I didn’t have to prepare for interviews too much. I was planning to answer algorithm questions in Python, so I made sure I was comfortable whiteboarding Python. I also made sure I was ready to talk basic stats, could whiteboard SQL, and that I was at least a little familiar with the company.
I interviewed at Facebook, Airbnb, Tesla, and Uber, and accepted an offer from Facebook on their Product Analytics team.
How much did your strong math background matter in your transition to data science?
"I really don’t think there is one mold that you have to fit...Having a certain level of statistics and programming in your background is all that is necessary."

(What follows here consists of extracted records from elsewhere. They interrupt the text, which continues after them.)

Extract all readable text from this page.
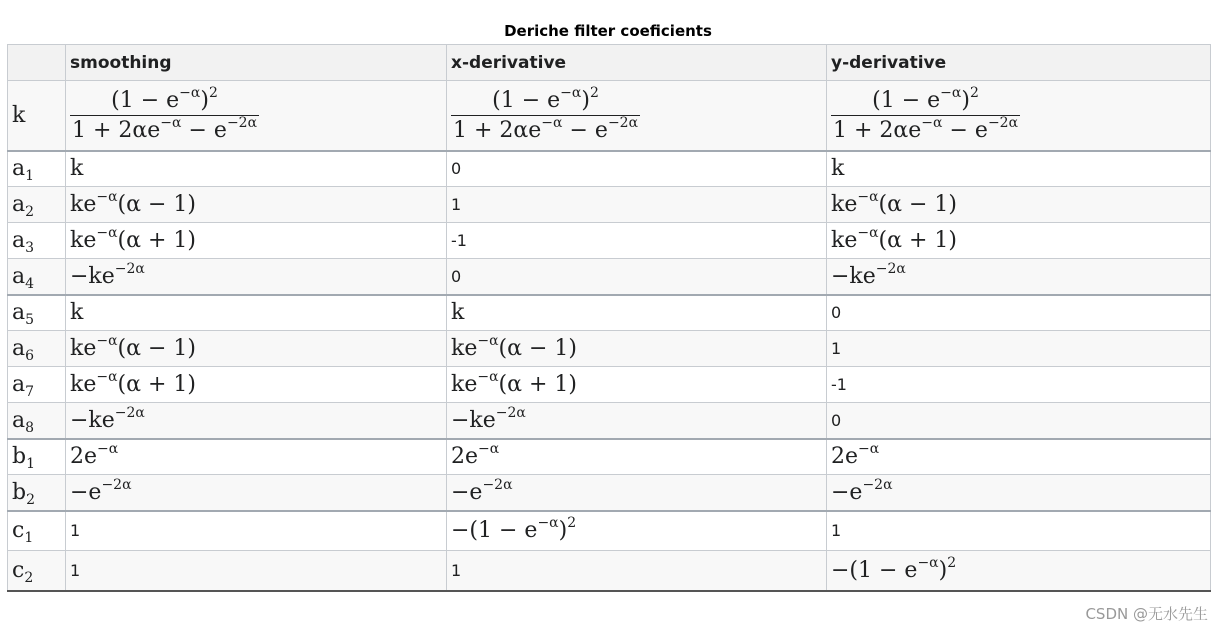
Deriche filter coeficients
	smoothing	x-derivative	y-derivative
k	$\frac{(1 - e^{-\alpha})^2}{1 + 2\alpha e^{-\alpha} - e^{-2\alpha}}$	$\frac{(1 - e^{-\alpha})^2}{1 + 2\alpha e^{-\alpha} - e^{-2\alpha}}$	$\frac{(1 - e^{-\alpha})^2}{1 + 2\alpha e^{-\alpha} - e^{-2\alpha}}$

$a_1$	k	0	k
$a_2$	$ke^{-\alpha}(\alpha - 1)$	1	$ke^{-\alpha}(\alpha - 1)$
$a_3$	$ke^{-\alpha}(\alpha + 1)$	-1	$ke^{-\alpha}(\alpha + 1)$
$a_4$	$-ke^{-2\alpha}$	0	$-ke^{-2\alpha}$
$a_5$	k	k	0
$a_6$	$ke^{-\alpha}(\alpha - 1)$	$ke^{-\alpha}(\alpha - 1)$	1
$a_7$	$ke^{-\alpha}(\alpha + 1)$	$ke^{-\alpha}(\alpha + 1)$	-1
$a_8$	$-ke^{-2\alpha}$	$-ke^{-2\alpha}$	0
$b_1$	$2e^{-\alpha}$	$2e^{-\alpha}$	$2e^{-\alpha}$
$b_2$	$-e^{-2\alpha}$	$-e^{-2\alpha}$	$-e^{-2\alpha}$
$c_1$	1	$-(1 - e^{-\alpha})^2$	1
$c_2$	1	1	$-(1 - e^{-\alpha})^2$
CSDN @无水先生
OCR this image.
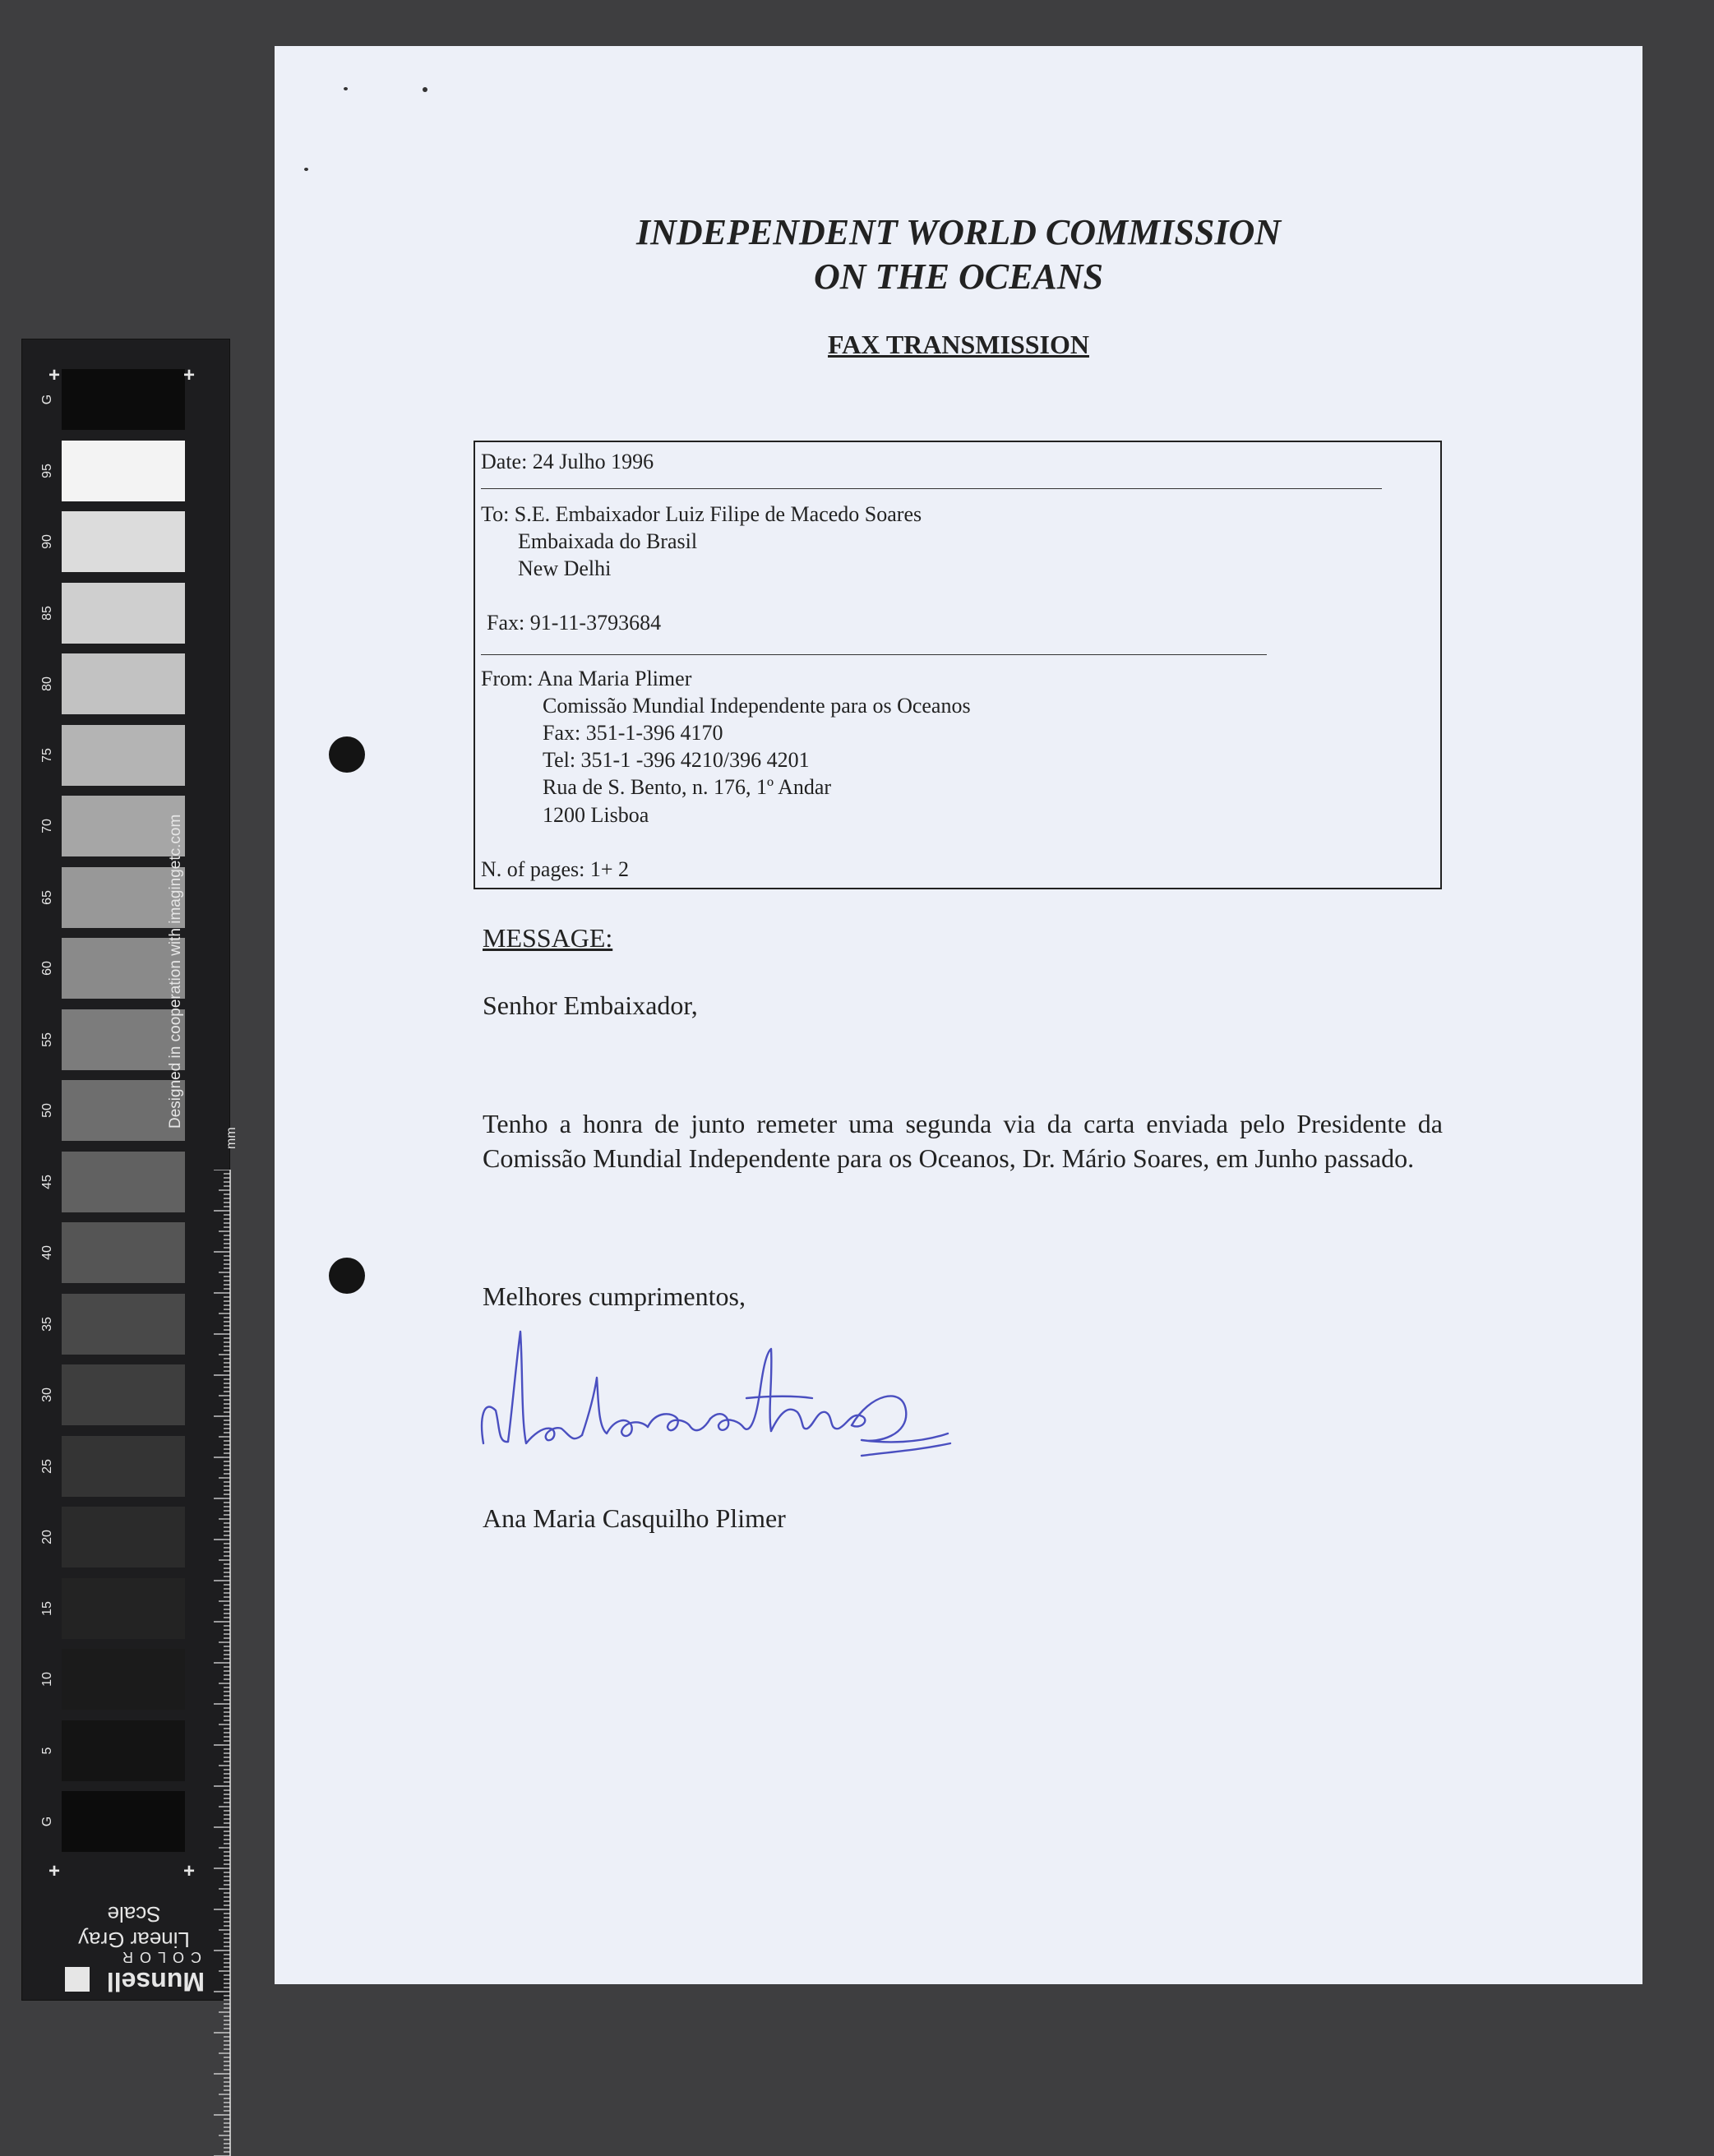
G
95
90
85
80
75
70
65
60
55
50
45
40
35
30
25
20
15
10
5
G
+	+
+	+
Designed in cooperation with imagingetc.com
mm
Linear Gray Scale
Munsell
COLOR
INDEPENDENT WORLD COMMISSION
ON THE OCEANS
FAX TRANSMISSION
Date: 24 Julho 1996
To: S.E. Embaixador Luiz Filipe de Macedo Soares
Embaixada do Brasil
New Delhi
Fax: 91-11-3793684
From: Ana Maria Plimer
Comissão Mundial Independente para os Oceanos
Fax: 351-1-396 4170
Tel: 351-1 -396 4210/396 4201
Rua de S. Bento, n. 176, 1º Andar
1200 Lisboa
N. of pages: 1+ 2
MESSAGE:
Senhor Embaixador,
Tenho a honra de junto remeter uma segunda via da carta enviada pelo Presidente da Comissão Mundial Independente para os Oceanos, Dr. Mário Soares, em Junho passado.
Melhores cumprimentos,
Ana Maria Casquilho Plimer
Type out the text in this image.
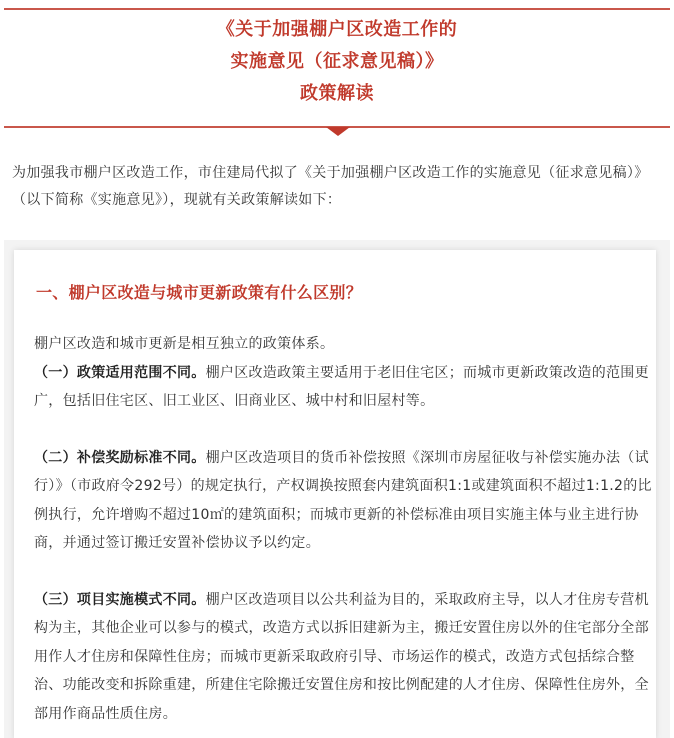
《关于加强棚户区改造工作的
实施意见（征求意见稿）》
政策解读
为加强我市棚户区改造工作，市住建局代拟了《关于加强棚户区改造工作的实施意见（征求意见稿）》（以下简称《实施意见》），现就有关政策解读如下：
一、棚户区改造与城市更新政策有什么区别？

棚户区改造和城市更新是相互独立的政策体系。

（一）政策适用范围不同。棚户区改造政策主要适用于老旧住宅区；而城市更新政策改造的范围更广，包括旧住宅区、旧工业区、旧商业区、城中村和旧屋村等。

（二）补偿奖励标准不同。棚户区改造项目的货币补偿按照《深圳市房屋征收与补偿实施办法（试行）》（市政府令292号）的规定执行，产权调换按照套内建筑面积1:1或建筑面积不超过1:1.2的比例执行，允许增购不超过10㎡的建筑面积；而城市更新的补偿标准由项目实施主体与业主进行协商，并通过签订搬迁安置补偿协议予以约定。

（三）项目实施模式不同。棚户区改造项目以公共利益为目的，采取政府主导，以人才住房专营机构为主，其他企业可以参与的模式，改造方式以拆旧建新为主，搬迁安置住房以外的住宅部分全部用作人才住房和保障性住房；而城市更新采取政府引导、市场运作的模式，改造方式包括综合整治、功能改变和拆除重建，所建住宅除搬迁安置住房和按比例配建的人才住房、保障性住房外，全部用作商品性质住房。
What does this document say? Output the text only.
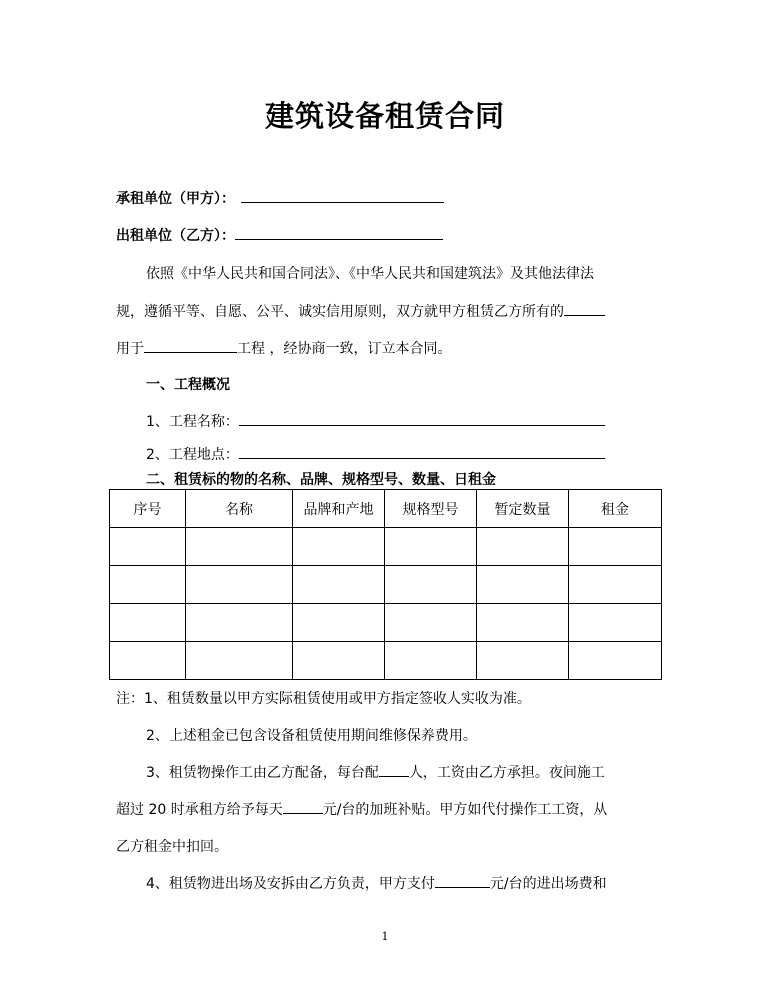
建筑设备租赁合同
承租单位（甲方）：
出租单位（乙方）：
依照《中华人民共和国合同法》、《中华人民共和国建筑法》及其他法律法
规，遵循平等、自愿、公平、诚实信用原则，双方就甲方租赁乙方所有的
用于	工程 ，经协商一致，订立本合同。
一、工程概况
1、工程名称：
2、工程地点：
二、租赁标的物的名称、品牌、规格型号、数量、日租金
序号	名称	品牌和产地	规格型号	暂定数量	租金

注：1、租赁数量以甲方实际租赁使用或甲方指定签收人实收为准。
2、上述租金已包含设备租赁使用期间维修保养费用。
3、租赁物操作工由乙方配备，每台配 人，工资由乙方承担。夜间施工
超过 20 时承租方给予每天	元/台的加班补贴。甲方如代付操作工工资，从
乙方租金中扣回。
4、租赁物进出场及安拆由乙方负责，甲方支付	元/台的进出场费和
1
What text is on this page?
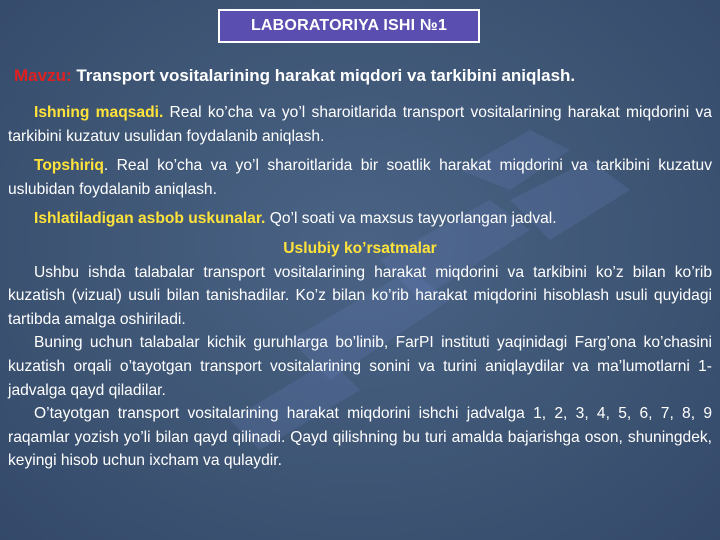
LABORATORIYA ISHI №1
Mavzu: Transport vositalarining harakat miqdori va tarkibini aniqlash.

Ishning maqsadi. Real ko’cha va yo’l sharoitlarida transport vositalarining harakat miqdorini va tarkibini kuzatuv usulidan foydalanib aniqlash.

Topshiriq. Real ko’cha va yo’l sharoitlarida bir soatlik harakat miqdorini va tarkibini kuzatuv uslubidan foydalanib aniqlash.

Ishlatiladigan asbob uskunalar. Qo’l soati va maxsus tayyorlangan jadval.

Uslubiy ko’rsatmalar

Ushbu ishda talabalar transport vositalarining harakat miqdorini va tarkibini ko’z bilan ko’rib kuzatish (vizual) usuli bilan tanishadilar. Ko’z bilan ko’rib harakat miqdorini hisoblash usuli quyidagi tartibda amalga oshiriladi.

Buning uchun talabalar kichik guruhlarga bo’linib, FarPI instituti yaqinidagi Farg’ona ko’chasini kuzatish orqali o’tayotgan transport vositalarining sonini va turini aniqlaydilar va ma’lumotlarni 1-jadvalga qayd qiladilar.

O’tayotgan transport vositalarining harakat miqdorini ishchi jadvalga 1, 2, 3, 4, 5, 6, 7, 8, 9 raqamlar yozish yo’li bilan qayd qilinadi. Qayd qilishning bu turi amalda bajarishga oson, shuningdek, keyingi hisob uchun ixcham va qulaydir.
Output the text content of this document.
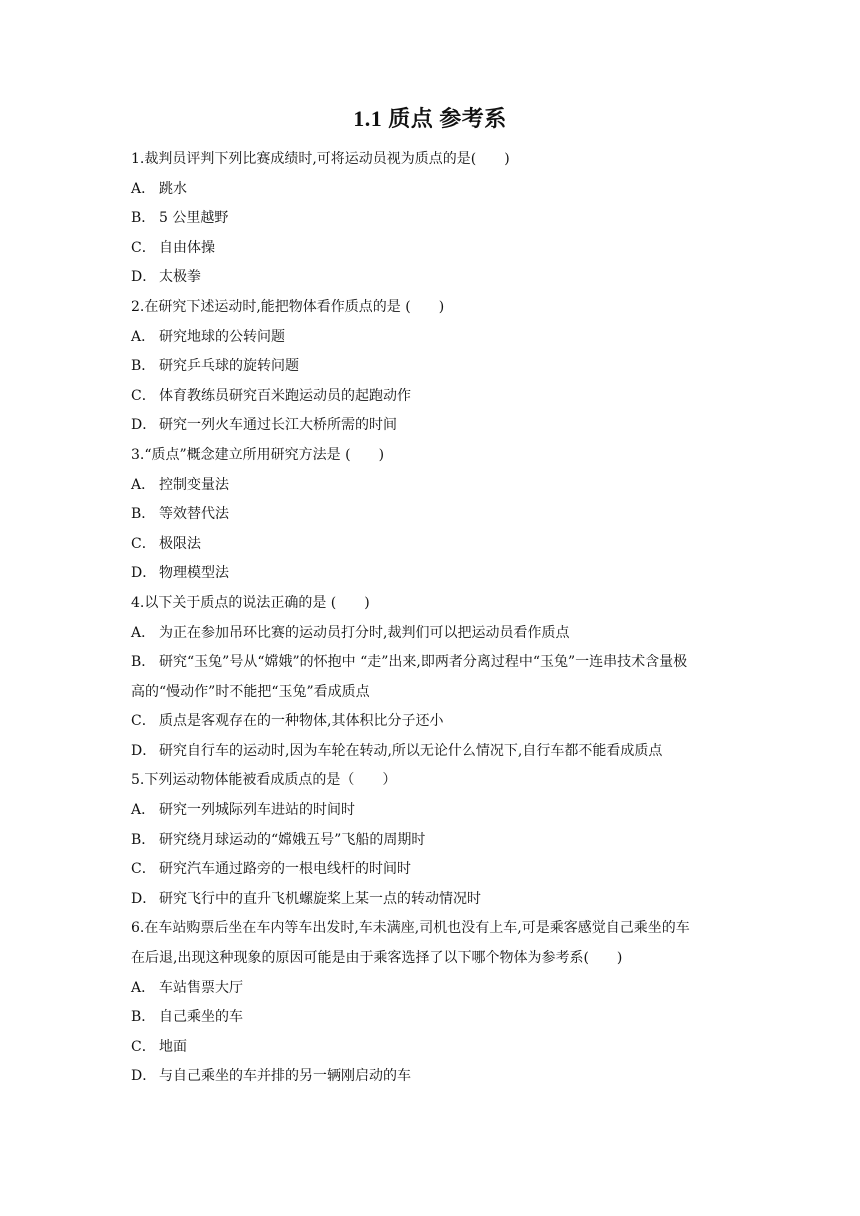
1.1 质点 参考系
1.裁判员评判下列比赛成绩时,可将运动员视为质点的是(　　)
A． 跳水
B． 5 公里越野
C． 自由体操
D． 太极拳
2.在研究下述运动时,能把物体看作质点的是 (　　)
A． 研究地球的公转问题
B． 研究乒乓球的旋转问题
C． 体育教练员研究百米跑运动员的起跑动作
D． 研究一列火车通过长江大桥所需的时间
3.“质点”概念建立所用研究方法是 (　　)
A． 控制变量法
B． 等效替代法
C． 极限法
D． 物理模型法
4.以下关于质点的说法正确的是 (　　)
A． 为正在参加吊环比赛的运动员打分时,裁判们可以把运动员看作质点
B． 研究“玉兔”号从“嫦娥”的怀抱中 “走”出来,即两者分离过程中“玉兔”一连串技术含量极
高的“慢动作”时不能把“玉兔”看成质点
C． 质点是客观存在的一种物体,其体积比分子还小
D． 研究自行车的运动时,因为车轮在转动,所以无论什么情况下,自行车都不能看成质点
5.下列运动物体能被看成质点的是（　　）
A． 研究一列城际列车进站的时间时
B． 研究绕月球运动的“嫦娥五号”飞船的周期时
C． 研究汽车通过路旁的一根电线杆的时间时
D． 研究飞行中的直升飞机螺旋桨上某一点的转动情况时
6.在车站购票后坐在车内等车出发时,车未满座,司机也没有上车,可是乘客感觉自己乘坐的车
在后退,出现这种现象的原因可能是由于乘客选择了以下哪个物体为参考系(　　)
A． 车站售票大厅
B． 自己乘坐的车
C． 地面
D． 与自己乘坐的车并排的另一辆刚启动的车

Math definitely helps and makes it easier. The graduate-level math I have is more of a luxury. I’ve met a lot of people from similar technical backgrounds to myself, but also a lot of people with backgrounds very different from mine. I really don’t think there is one mold that you have to fit. Every company has a different definition of data science and different projects for data scientists to do. It is definitely possible for someone with product and business sense - or someone coming out of business school - to do this job well.
Having a certain level of statistics and programming in your background is all that is necessary. From there, it depends on how you want to shape your career direction.
At Facebook, there are people coming from finance, science, engineering, social science and business backgrounds - it’s pretty diverse. Of the people that graduated college around the same time I did, some went directly into data science or analytics roles, others into finance or consulting, and others into graduate programs in a lot of different fields. The common thread is that everyone was more interested in data and technology than they were in their previous roles.
Do you think your experience is repeatable?
I was fortunate to have the right people at companies consider my application - it’s definitely harder if you don’t have connections. I think that’s another thing Zipfian Academy did for me. I know I got a couple lucky breaks, but I was well prepared and was ready when those opportunities came along.
From what I’ve seen, it’s hard to hire a data scientist, but it’s also hard to get hired. I’ve talked to a lot of people who are interested in data science but aren’t really sure if they want to move forward. I keep recommending looking into Zipfian Academy or something similar. It’s important to learn the things you need to get into the field as well as gain the connections necessary to get started. Companies often list a PhD as a requirement for data science roles, but the work doesn’t actually require it.
If you’re asking me if I were to do it all over again, would make the same choices? In that case the answer is yes. This was definitely the right path for me.